Dia das Mães representa risco bilionário ao setor elétrico brasileiro

Entenda como datas comemorativas em que brasileiros se reúnem podem acarretar em prejuízos significativos ao mercado energético do país

João Victor Varella Ricardo Viveiros & Associados Oficina de Comunicação

Nesta data, 10 de maio, enquanto milhões de brasileiros irão se reunir para celebrar o Dia das Mães, o setor elétrico viverá momentos de pressão de proporções bilionárias. Durante datas celebrativas como essa, em que muitas famílias se juntam em um único espaço, o consumo acaba extremamente reduzido, gerando um cenário de risco para o mercado.
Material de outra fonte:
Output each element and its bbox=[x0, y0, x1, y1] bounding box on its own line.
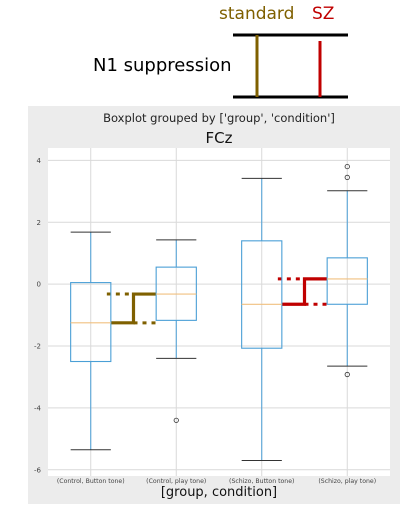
outlier-point bbox=[344, 163, 350, 170]
outlier-point bbox=[344, 371, 350, 378]
box bbox=[326, 163, 368, 378]
y-tick-label: 2 bbox=[37, 219, 41, 227]
annotation-sz bbox=[277, 277, 332, 306]
outlier-point bbox=[344, 174, 350, 180]
x-tick-label: (Control, Button tone) bbox=[57, 478, 125, 485]
y-tick-label: -2 bbox=[34, 343, 41, 351]
outlier-point bbox=[173, 417, 179, 423]
y-tick-label: 0 bbox=[37, 281, 41, 289]
legend-diagram bbox=[233, 33, 348, 99]
annotation-standard bbox=[106, 292, 161, 325]
chart-title: FCz bbox=[206, 129, 233, 147]
box-layer bbox=[70, 163, 368, 462]
legend-sz-label: SZ bbox=[312, 4, 335, 24]
box bbox=[155, 239, 197, 423]
chart-suptitle: Boxplot grouped by ['group', 'condition'… bbox=[103, 111, 335, 125]
annotation-layer bbox=[106, 277, 332, 325]
x-tick-label: (Schizo, play tone) bbox=[318, 478, 376, 485]
box bbox=[241, 177, 283, 462]
y-tick-label: -4 bbox=[34, 404, 42, 412]
y-tick-label: -6 bbox=[34, 466, 42, 474]
annotation-title: N1 suppression bbox=[93, 55, 232, 76]
annotation-step bbox=[281, 277, 328, 306]
box-iqr bbox=[241, 240, 283, 349]
box-iqr bbox=[70, 282, 112, 363]
box bbox=[70, 231, 112, 451]
x-tick-label: (Control, play tone) bbox=[146, 478, 206, 485]
y-tick-label: 4 bbox=[37, 157, 42, 165]
x-axis-label: [group, condition] bbox=[161, 485, 277, 500]
annotation-step bbox=[110, 292, 157, 325]
legend-standard-label: standard bbox=[219, 4, 295, 24]
plot-area bbox=[48, 148, 390, 476]
box-iqr bbox=[326, 257, 368, 305]
x-tick-label: (Schizo, Button tone) bbox=[229, 478, 294, 485]
tick-layer: -6 -4 -2 0 2 4 (Control, Button tone) (Control,… bbox=[34, 157, 376, 485]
Graças à diferença entre produção e demanda elétrica no dia da celebração, assim como em outras, como Dia dos Pais, Natal e Ano Novo, por exemplo, o setor convive com a possibilidade dos cortes no abastecimento, que já renderam, somente no ano passado, um prejuízo de R$ 6,5 bilhões ao país, de acordo com levantamento da Volt Robotics.

Nestas datas, além das empresas e indústrias em geral utilizarem menos eletricidade, as pessoas também consomem menos luz em suas residências, o que leva a demanda nacional a patamares mínimos. Sendo assim, os cortes na geração energética precisam acontecer a fim de evitar sobrecarga nos circuitos e preservar a segurança e confiabilidade do Sistema Interligado Nacional (SIN).
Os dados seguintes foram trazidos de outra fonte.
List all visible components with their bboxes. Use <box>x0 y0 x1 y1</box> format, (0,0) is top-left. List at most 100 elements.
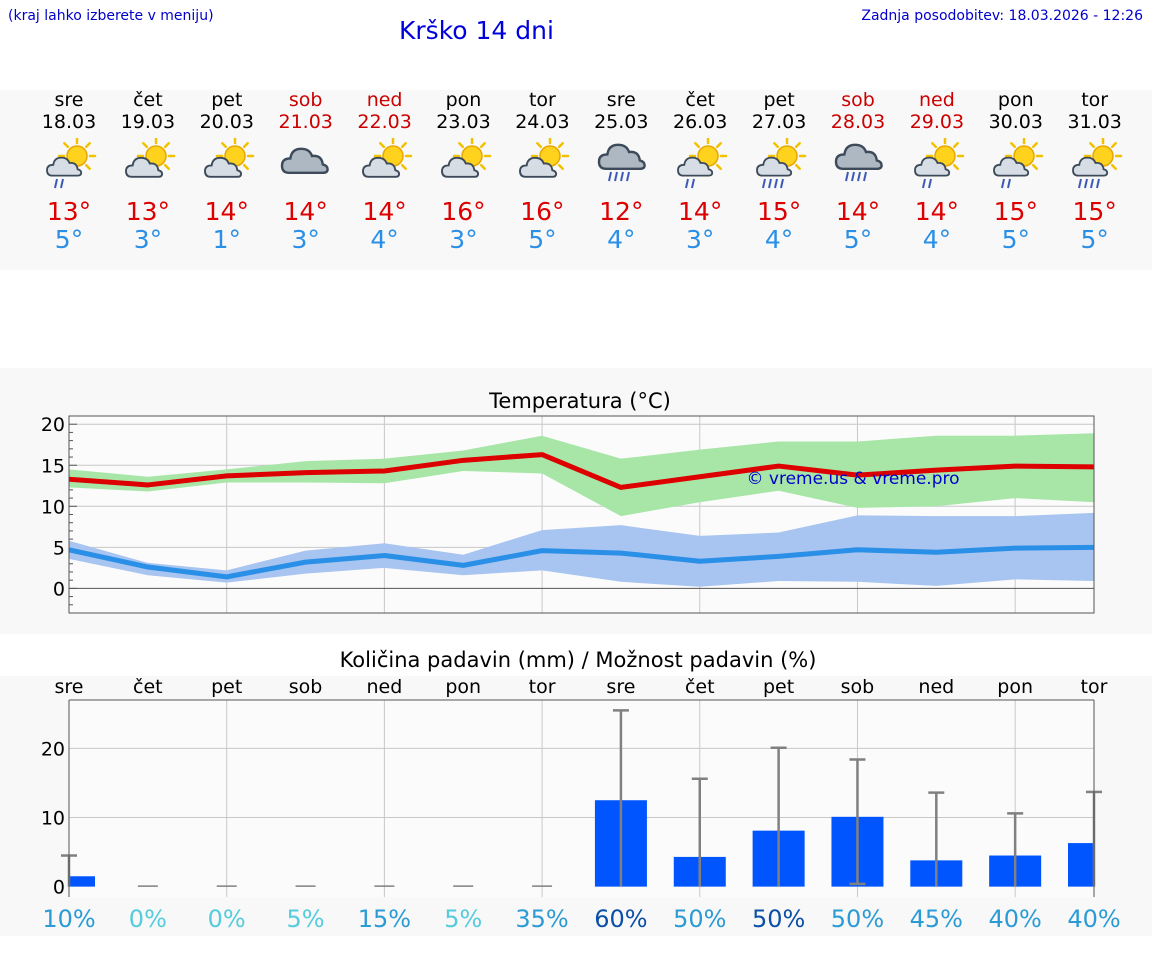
category-label: čet <box>685 676 715 698</box>
day-date: 30.03 <box>988 111 1043 133</box>
day-date: 21.03 <box>278 111 333 133</box>
y-tick-label: 15 <box>41 455 65 477</box>
max-temperature: 13° <box>125 197 171 226</box>
sun-cloud-rain-icon <box>990 136 1046 194</box>
precipitation-chart: Količina padavin (mm) / Možnost padavin … <box>41 648 1121 933</box>
sun-cloud-icon <box>359 136 415 194</box>
precipitation-probability: 0% <box>208 905 246 933</box>
day-name: sob <box>288 89 323 111</box>
precipitation-bar <box>69 876 95 887</box>
precipitation-probability: 10% <box>42 905 95 933</box>
category-label: sob <box>841 676 875 698</box>
category-label: sob <box>289 676 323 698</box>
day-date: 24.03 <box>515 111 570 133</box>
y-tick-label: 20 <box>41 414 65 436</box>
watermark: © vreme.us & vreme.pro <box>746 469 959 489</box>
precipitation-probability: 40% <box>988 905 1041 933</box>
y-tick-label: 0 <box>53 877 65 899</box>
min-temperature: 4° <box>607 225 636 254</box>
precipitation-probability: 50% <box>831 905 884 933</box>
day-date: 22.03 <box>357 111 412 133</box>
precipitation-title: Količina padavin (mm) / Možnost padavin … <box>340 648 817 672</box>
min-temperature: 1° <box>212 225 241 254</box>
day-date: 19.03 <box>120 111 176 133</box>
precipitation-bar <box>1068 843 1094 887</box>
y-tick-label: 0 <box>53 578 65 600</box>
sun-cloud-icon <box>122 136 178 194</box>
max-temperature: 14° <box>283 197 328 226</box>
min-temperature-line <box>68 544 1095 580</box>
sun-cloud-heavy-rain-icon <box>1069 136 1125 194</box>
precipitation-probability: 45% <box>910 905 963 933</box>
precipitation-probability: 40% <box>1067 905 1120 933</box>
category-label: pon <box>997 676 1033 698</box>
category-label: čet <box>133 676 163 698</box>
day-date: 20.03 <box>199 111 254 133</box>
category-label: sre <box>606 676 635 698</box>
day-date: 18.03 <box>41 111 97 133</box>
max-temperature: 14° <box>362 197 407 226</box>
sun-cloud-icon <box>438 136 494 194</box>
sun-cloud-heavy-rain-icon <box>753 136 809 194</box>
cloud-heavy-rain-icon <box>832 138 888 194</box>
category-label: sre <box>55 676 84 698</box>
precipitation-probability: 60% <box>594 905 647 933</box>
temperature-chart: Temperatura (°C) 0 5 10 15 20 © vreme.us & vre… <box>41 389 1095 614</box>
category-label: pet <box>763 676 794 698</box>
max-temperature: 13° <box>46 197 92 226</box>
day-name: sre <box>54 89 84 111</box>
min-temperature: 4° <box>922 225 952 254</box>
page-title: Krško 14 dni <box>399 16 554 45</box>
max-temperature-range <box>69 433 1094 517</box>
min-temperature: 5° <box>1001 225 1030 254</box>
day-date: 25.03 <box>594 111 649 133</box>
min-temperature: 3° <box>133 225 163 254</box>
sun-cloud-rain-icon <box>43 136 99 194</box>
sun-cloud-icon <box>201 136 257 194</box>
max-temperature: 14° <box>914 197 960 226</box>
max-temperature: 14° <box>678 197 723 226</box>
min-temperature: 4° <box>370 225 399 254</box>
precipitation-probability: 35% <box>515 905 568 933</box>
day-name: pet <box>211 89 243 111</box>
day-date: 26.03 <box>672 111 728 133</box>
max-temperature: 14° <box>835 197 881 226</box>
max-temperature: 15° <box>756 197 802 226</box>
day-name: sob <box>841 89 875 111</box>
min-temperature: 5° <box>1080 225 1109 254</box>
day-name: tor <box>1081 89 1109 111</box>
min-temperature: 3° <box>685 225 715 254</box>
day-name: pet <box>763 89 795 111</box>
category-label: ned <box>366 676 402 698</box>
cloudy-icon <box>280 138 336 194</box>
day-name: tor <box>528 89 556 111</box>
max-temperature: 12° <box>599 197 644 226</box>
category-label: tor <box>1081 676 1108 698</box>
min-temperature: 3° <box>449 225 478 254</box>
day-name: ned <box>918 89 955 111</box>
day-date: 23.03 <box>436 111 491 133</box>
max-temperature: 16° <box>441 197 486 226</box>
y-tick-label: 10 <box>41 808 65 830</box>
category-label: pet <box>211 676 242 698</box>
precipitation-probability: 50% <box>673 905 726 933</box>
max-temperature: 16° <box>520 197 565 226</box>
sun-cloud-rain-icon <box>674 136 730 194</box>
y-tick-label: 20 <box>41 738 65 760</box>
min-temperature: 5° <box>528 225 557 254</box>
day-name: čet <box>133 89 163 111</box>
day-name: čet <box>685 89 715 111</box>
sun-cloud-rain-icon <box>911 136 967 194</box>
forecast-strip <box>0 90 1152 270</box>
day-date: 29.03 <box>909 111 965 133</box>
precipitation-probability: 0% <box>129 905 167 933</box>
max-temperature: 15° <box>993 197 1038 226</box>
min-temperature: 4° <box>764 225 794 254</box>
day-name: sre <box>606 89 636 111</box>
day-date: 27.03 <box>751 111 807 133</box>
sun-cloud-icon <box>516 136 572 194</box>
max-temperature: 15° <box>1072 197 1117 226</box>
category-label: ned <box>918 676 954 698</box>
precipitation-probability: 50% <box>752 905 805 933</box>
precipitation-probability: 5% <box>286 905 324 933</box>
Chamado de curtailment, o processo restritivo tem se tornado cada vez mais comum e amplo no Brasil, intensificando o risco de gerar prejuízos ainda maiores para o setor. Isso porque, desde dezembro do ano passado, está em voga novas restrições que também incluíram as usinas classificadas como Tipo III, passando a englobar as de biomassa, dentro da possibilidade de corte.
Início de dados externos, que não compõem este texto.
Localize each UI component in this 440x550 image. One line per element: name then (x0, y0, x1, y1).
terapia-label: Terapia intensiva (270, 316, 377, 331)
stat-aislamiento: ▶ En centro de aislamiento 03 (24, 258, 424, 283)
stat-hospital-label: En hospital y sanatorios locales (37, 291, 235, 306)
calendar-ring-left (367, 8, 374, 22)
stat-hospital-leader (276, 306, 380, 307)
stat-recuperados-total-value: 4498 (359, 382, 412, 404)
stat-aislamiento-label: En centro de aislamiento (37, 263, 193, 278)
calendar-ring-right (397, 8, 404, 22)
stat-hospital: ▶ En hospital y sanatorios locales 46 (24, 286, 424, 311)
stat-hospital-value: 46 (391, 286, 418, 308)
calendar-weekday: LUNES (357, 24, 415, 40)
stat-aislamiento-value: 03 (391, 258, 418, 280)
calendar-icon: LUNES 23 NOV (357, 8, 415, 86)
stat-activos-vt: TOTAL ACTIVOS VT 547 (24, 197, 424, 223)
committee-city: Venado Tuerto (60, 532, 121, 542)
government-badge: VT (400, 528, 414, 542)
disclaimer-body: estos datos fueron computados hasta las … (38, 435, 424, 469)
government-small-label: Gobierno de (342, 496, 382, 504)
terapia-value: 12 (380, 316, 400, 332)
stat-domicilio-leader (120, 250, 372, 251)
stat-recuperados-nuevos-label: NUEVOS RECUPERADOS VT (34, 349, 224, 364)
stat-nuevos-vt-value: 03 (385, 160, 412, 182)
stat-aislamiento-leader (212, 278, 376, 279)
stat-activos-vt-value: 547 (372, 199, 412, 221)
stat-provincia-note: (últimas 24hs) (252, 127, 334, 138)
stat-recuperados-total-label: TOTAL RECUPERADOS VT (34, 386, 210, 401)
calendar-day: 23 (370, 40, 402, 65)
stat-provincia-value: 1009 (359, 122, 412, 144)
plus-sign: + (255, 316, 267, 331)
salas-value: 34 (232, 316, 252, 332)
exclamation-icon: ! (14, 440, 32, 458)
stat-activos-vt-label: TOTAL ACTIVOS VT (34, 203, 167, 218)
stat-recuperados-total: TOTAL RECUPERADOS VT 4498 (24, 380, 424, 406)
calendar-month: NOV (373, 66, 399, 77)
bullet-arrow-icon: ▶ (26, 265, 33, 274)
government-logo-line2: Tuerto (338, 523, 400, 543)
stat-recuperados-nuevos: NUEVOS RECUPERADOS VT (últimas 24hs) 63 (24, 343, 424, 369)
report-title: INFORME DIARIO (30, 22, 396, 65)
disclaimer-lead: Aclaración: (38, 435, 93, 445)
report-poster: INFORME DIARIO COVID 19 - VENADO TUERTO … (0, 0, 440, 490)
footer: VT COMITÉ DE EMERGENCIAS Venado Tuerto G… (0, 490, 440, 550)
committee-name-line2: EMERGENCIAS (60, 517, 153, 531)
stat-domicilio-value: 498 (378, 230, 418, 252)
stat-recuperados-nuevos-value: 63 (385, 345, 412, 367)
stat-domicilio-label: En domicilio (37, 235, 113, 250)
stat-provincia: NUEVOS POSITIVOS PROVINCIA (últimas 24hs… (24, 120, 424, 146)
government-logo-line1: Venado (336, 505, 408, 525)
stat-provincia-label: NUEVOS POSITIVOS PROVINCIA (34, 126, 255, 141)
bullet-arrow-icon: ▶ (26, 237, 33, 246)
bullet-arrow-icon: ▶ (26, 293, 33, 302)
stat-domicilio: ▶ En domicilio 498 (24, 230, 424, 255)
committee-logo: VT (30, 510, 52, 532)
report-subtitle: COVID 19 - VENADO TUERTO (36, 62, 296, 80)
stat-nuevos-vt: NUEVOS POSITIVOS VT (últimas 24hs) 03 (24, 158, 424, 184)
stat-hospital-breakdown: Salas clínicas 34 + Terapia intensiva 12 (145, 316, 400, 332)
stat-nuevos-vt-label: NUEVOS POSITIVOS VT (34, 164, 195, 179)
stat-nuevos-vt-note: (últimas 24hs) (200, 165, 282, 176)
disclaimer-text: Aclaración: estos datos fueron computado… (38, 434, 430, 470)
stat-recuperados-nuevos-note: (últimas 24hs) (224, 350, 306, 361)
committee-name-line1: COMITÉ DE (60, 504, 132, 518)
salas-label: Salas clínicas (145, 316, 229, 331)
De acordo com Newton Duarte, presidente-executivo da Cogen (Associação da Indústria de Cogeração de Energia), a adição da bioeletricidade na possibilidade de curtailment gera uma ameaça de perdas energéticas e financeiras ainda mais pesadas nesses feriados. “Quando o corte acontece num ciclo de cogeração, temos duas frentes afetadas. Pelo fato de atuarem na cogeração de energia elétrica e térmica concomitantes, as infraestruturas apresentam poucas condições de flexibilizar sua produção, tornando praticamente impossível se adequar a geração mínima, ou mesmo nula em cenários críticos, de exportação ao SIN sem comprometer a produção agroindustrial. Sendo assim, o grande ponto é que a contenção nesse caso cria o risco de prejuízos ainda mais significativos, uma vez que incluem os processos industriais, colocando em xeque uma conta ainda maior”, alerta o especialista.

Sobre a Cogen
A Associação da Indústria de Cogeração de Energia (Cogen), criada em 2003, atua de forma institucional para impulsionar a Geração Distribuída no Brasil, com foco em cogeração a partir de biomassa, gás natural e biogás. Reúne 80 associados que representam toda a cadeia de cogeração no Brasil. A entidade desenvolve estudos técnicos e dialoga com órgãos governamentais para aprimorar a regulação do setor. Além disso, promove conexões estratégicas e oportunidades de negócios entre empresas com interesses comuns, fortalecendo o ecossistema de cogeração no país.